Arrastei para meu armário aquele enorme livro de física que mais parecia de chumbo. Mal tinham dado às dez horas, e o dia já estava com cara de ser o pior de toda a minha vida no colegial.

Fechei a porta do armário com tanta força que, além do barulho, fiz chacoalhar todo o conjunto de madeira em volta.

- Mal dia no trabalho, querida? – comentou uma voz sacana, se fazendo de meiga.

- Mel... Liguei pra você umas cinco vezes ontem.

- Desculpe. Meu pai insistiu para que nós visitássemos o Museu de Cera, quando voltávamos de Monterrey. Daí demoramos mais meio dia andando de carro e só chegamos tarde da noite. Meu traseiro ainda está adormecido de tanto tempo que fiquei sentada.

Dei uma risada e a abracei forte. Depois do Arthur, Mel Fronckowiak era a minha melhor amiga. Muito alta, magra e morena, ela tinha aquele olhar perdido que se vê nas modelos de revistas de moda. Era, porém, muito realista e não se considerava nada de especial. Ao contrário, chegava mesmo a se achar um tanto esquisita por não ter muito seio.

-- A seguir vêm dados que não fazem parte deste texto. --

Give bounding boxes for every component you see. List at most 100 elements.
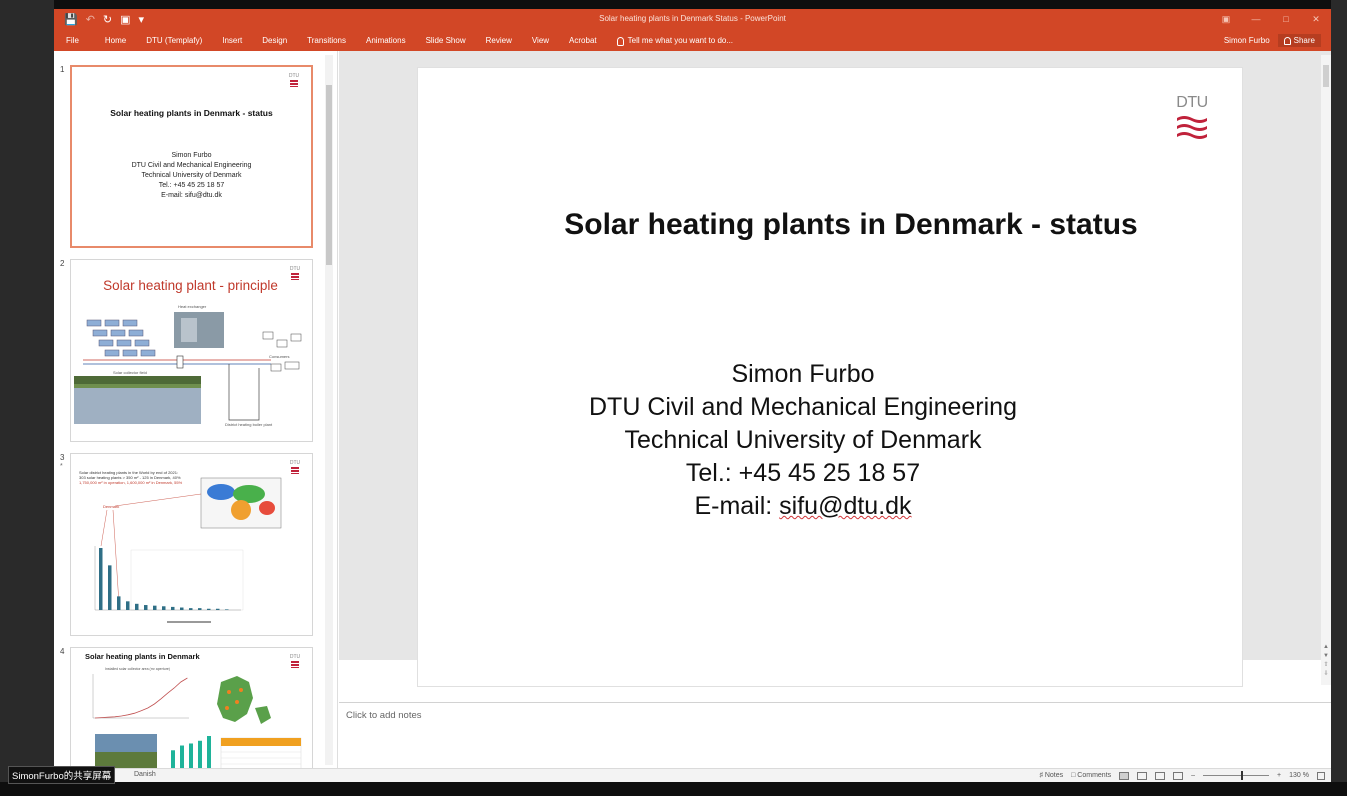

- Então, como foi a reunião da família Frazier? – perguntei.

Ela olhou para o teto e juntou as mãos como quem reza:

- Meu pai e meus tios ficaram três dias competindo para ver quem era o melhor pescador. À noite eles jogavam xadrez até tarde, e isso provocava chiliques em minha mãe. Enquanto isso, meus priminhos a toda hora precisavam trocar as fraldas. E adivinhe quem é que sobrou para tomar conta dos pimpolhos?

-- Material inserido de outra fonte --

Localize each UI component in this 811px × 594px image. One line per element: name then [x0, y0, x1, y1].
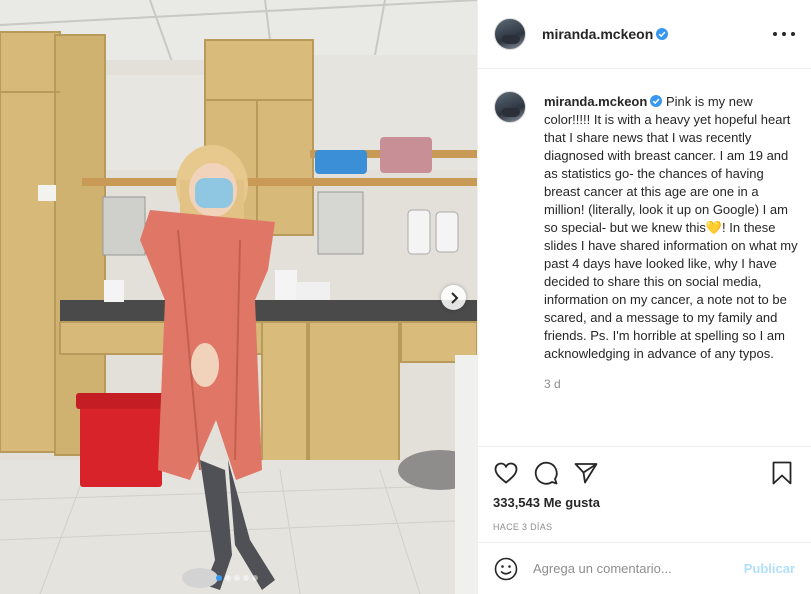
header-username[interactable]: miranda.mckeon: [542, 26, 653, 42]
caption-body: Pink is my new color!!!!! It is with a h…: [544, 94, 798, 361]
emoji-button[interactable]: [493, 556, 519, 582]
post-header: miranda.mckeon: [478, 0, 811, 69]
more-dot-icon: [791, 32, 795, 36]
carousel-indicator: [216, 575, 258, 581]
carousel-dot: [234, 575, 240, 581]
carousel-next-button[interactable]: [441, 285, 466, 310]
caption-username[interactable]: miranda.mckeon: [544, 94, 647, 109]
comment-input[interactable]: [533, 561, 744, 576]
carousel-dot: [225, 575, 231, 581]
verified-badge-icon: [650, 95, 663, 107]
carousel-dot: [243, 575, 249, 581]
post-date[interactable]: HACE 3 DÍAS: [477, 522, 811, 532]
comment-bar: Publicar: [477, 542, 811, 594]
like-button[interactable]: [493, 460, 519, 486]
more-dot-icon: [773, 32, 777, 36]
paper-plane-icon: [574, 463, 598, 484]
post-photo[interactable]: [0, 0, 477, 594]
bookmark-icon: [772, 461, 792, 485]
carousel-dot: [216, 575, 222, 581]
more-dot-icon: [782, 32, 786, 36]
exam-room-photo: [0, 0, 477, 594]
chevron-right-icon: [450, 291, 458, 304]
publish-comment-button[interactable]: Publicar: [744, 561, 795, 576]
caption-avatar[interactable]: [494, 91, 526, 123]
post-caption: miranda.mckeon Pink is my new color!!!!!…: [494, 91, 800, 391]
carousel-dot: [252, 575, 258, 581]
comment-button[interactable]: [533, 460, 559, 486]
comment-icon: [534, 461, 558, 485]
action-icon-row: [477, 447, 811, 499]
caption-text: miranda.mckeon Pink is my new color!!!!!…: [544, 91, 800, 363]
smiley-icon: [494, 557, 518, 580]
share-button[interactable]: [573, 460, 599, 486]
verified-badge-icon: [656, 28, 669, 40]
save-button[interactable]: [769, 460, 795, 486]
caption-timestamp[interactable]: 3 d: [544, 377, 800, 391]
avatar[interactable]: [494, 18, 526, 50]
more-options-button[interactable]: [773, 24, 795, 44]
post-actions: 333,543 Me gusta HACE 3 DÍAS: [477, 446, 811, 532]
heart-icon: [494, 462, 518, 484]
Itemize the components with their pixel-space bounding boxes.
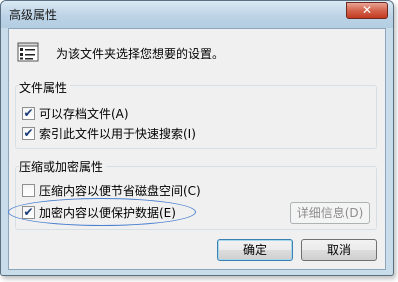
compress-label[interactable]: 压缩内容以便节省磁盘空间(C): [39, 182, 201, 199]
dialog-content: 为该文件夹选择您想要的设置。 文件属性 ✔ 可以存档文件(A) ✔ 索引此文件以…: [8, 28, 386, 270]
annotation-ellipse: [8, 198, 196, 226]
file-attributes-title: 文件属性: [19, 79, 71, 96]
check-icon: ✔: [23, 125, 34, 140]
index-checkbox[interactable]: ✔: [22, 125, 35, 140]
close-icon: ✕: [361, 3, 373, 17]
window-title: 高级属性: [9, 8, 58, 22]
close-button[interactable]: ✕: [346, 2, 388, 19]
compress-checkbox[interactable]: [22, 183, 35, 197]
compress-checkbox-row[interactable]: 压缩内容以便节省磁盘空间(C): [22, 182, 201, 198]
title-bar[interactable]: 高级属性 ✕: [1, 1, 393, 28]
cancel-button[interactable]: 取消: [301, 239, 377, 261]
compress-encrypt-title: 压缩或加密属性: [19, 158, 107, 175]
intro-text: 为该文件夹选择您想要的设置。: [56, 47, 225, 61]
archive-checkbox-row[interactable]: ✔ 可以存档文件(A): [22, 105, 129, 121]
folder-properties-icon: [17, 42, 41, 64]
ok-button[interactable]: 确定: [217, 239, 293, 261]
details-button[interactable]: 详细信息(D): [290, 202, 370, 224]
index-label[interactable]: 索引此文件以用于快速搜索(I): [39, 125, 196, 142]
archive-label[interactable]: 可以存档文件(A): [39, 105, 129, 122]
archive-checkbox[interactable]: ✔: [22, 105, 35, 120]
check-icon: ✔: [23, 105, 34, 120]
index-checkbox-row[interactable]: ✔ 索引此文件以用于快速搜索(I): [22, 125, 196, 141]
advanced-attributes-dialog: 高级属性 ✕ 为该文件夹选择您想要的设置。 文件属性 ✔ 可以存档文件(A) ✔…: [0, 0, 394, 276]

- Em outras palavras, foi exatamente como você esperava.

Peguei um pente de dentes largos em meu bolso. A umidade estava fazendo com que meu cabelo ficasse todo crespo e, se não cuidasse dele, iria acabar parecendo que tinha um vassourão na cabeça. Ellen segurou meu livro de historia para que eu pudesse me pentear direito. Fazia mais de dois anos que a gente fazia essas mesmas coisas.

- Sim, foi exatamente como eu pensava.- ela confirmou - Mas aconteceu uma surpresa legal.

- Já sei, você se apaixonou pelo seu instrutor de equitação – arrisquei, pegando de volta o livro de historia.

- Muito melhor. – respondeu ela, com um sorriso malandro.

Como naquele momento se apaixonar era um assunto da maior importância para mim, não consegui imaginar o que poderia ser melhor.

- O quê? – perguntei.

- Em duas palavras. Sutiã Maravilha. Minha tia me deu um.

- Você é uma doida. – suspirei.

- Não sou mais. Com esses truques de mulher, eu finalmente vou ter aquilo que mereço. – retrucou Mel, com os olhos faiscando.

Começamos a caminhar pelo saguão. Olhei para ela e, até onde podia perceber Mel parecia a mesma.

- Não quero ser desmancha-prazeres, mas não estou notando nenhuma diferença.